RGSB-UNet: Hybrid Deep Learning Framework for Tumour Segmentation in Digital Pathology Images

Abstract

Colorectal cancer (CRC) is a prevalent gastrointestinal tumour with high incidence and mortality rates. Early screening for CRC can improve cure rates and reduce mortality. Recently, deep convolution neural network (CNN)-based pathological image diagnosis has been intensively studied to meet the challenge of time-consuming and labour-intense manual analysis of high-resolution whole slide images (WSIs).

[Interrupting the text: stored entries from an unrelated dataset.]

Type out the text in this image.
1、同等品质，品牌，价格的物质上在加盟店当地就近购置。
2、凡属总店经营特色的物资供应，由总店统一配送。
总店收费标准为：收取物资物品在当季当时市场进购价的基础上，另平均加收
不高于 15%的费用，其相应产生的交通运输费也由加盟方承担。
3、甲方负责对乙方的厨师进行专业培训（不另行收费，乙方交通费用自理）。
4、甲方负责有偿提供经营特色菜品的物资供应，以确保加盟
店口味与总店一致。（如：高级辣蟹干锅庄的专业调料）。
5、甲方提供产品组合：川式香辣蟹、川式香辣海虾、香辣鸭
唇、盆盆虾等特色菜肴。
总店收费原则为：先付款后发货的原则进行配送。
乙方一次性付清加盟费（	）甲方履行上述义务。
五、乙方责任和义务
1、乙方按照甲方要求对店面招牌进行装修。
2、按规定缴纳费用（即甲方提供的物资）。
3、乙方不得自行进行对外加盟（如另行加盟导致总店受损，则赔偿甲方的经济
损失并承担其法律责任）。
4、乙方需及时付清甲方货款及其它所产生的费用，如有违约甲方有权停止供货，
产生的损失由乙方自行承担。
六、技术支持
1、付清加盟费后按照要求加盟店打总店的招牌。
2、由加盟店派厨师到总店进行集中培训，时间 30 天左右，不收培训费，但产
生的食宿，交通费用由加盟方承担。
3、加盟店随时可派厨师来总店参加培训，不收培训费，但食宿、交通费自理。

Despite the achievements made, deep CNN-based methods still suffer from some limitations, and the fundamental problem is that they cannot capture global features. To address this issue, we propose a hybrid deep learning framework (RGSB-UNet) for automatic tumour segmentation in WSIs. The framework adopts a UNet architecture that consists of the newly-designed residual ghost block with switchable normalization (RGS) and the bottleneck transformer (BoT) for downsampling to extract refined features, and the transposed convolution and 1 × 1 convolution with ReLU for upsampling to restore the feature map resolution to that of the original image. The proposed framework combines the advantages of the spatial-local correlation of CNNs and the long-distance feature dependencies of BoT, ensuring its capacity of extracting more refined features and robustness to varying batch sizes. Additionally, we consider a class-wise dice loss (CDL) function to train the segmentation network. The proposed network achieves state-of-the-art segmentation performance under small batch sizes. Experimental results on DigestPath2019 and GlaS datasets demonstrate that our proposed model produces superior evaluation scores and state-of-the-art segmentation results.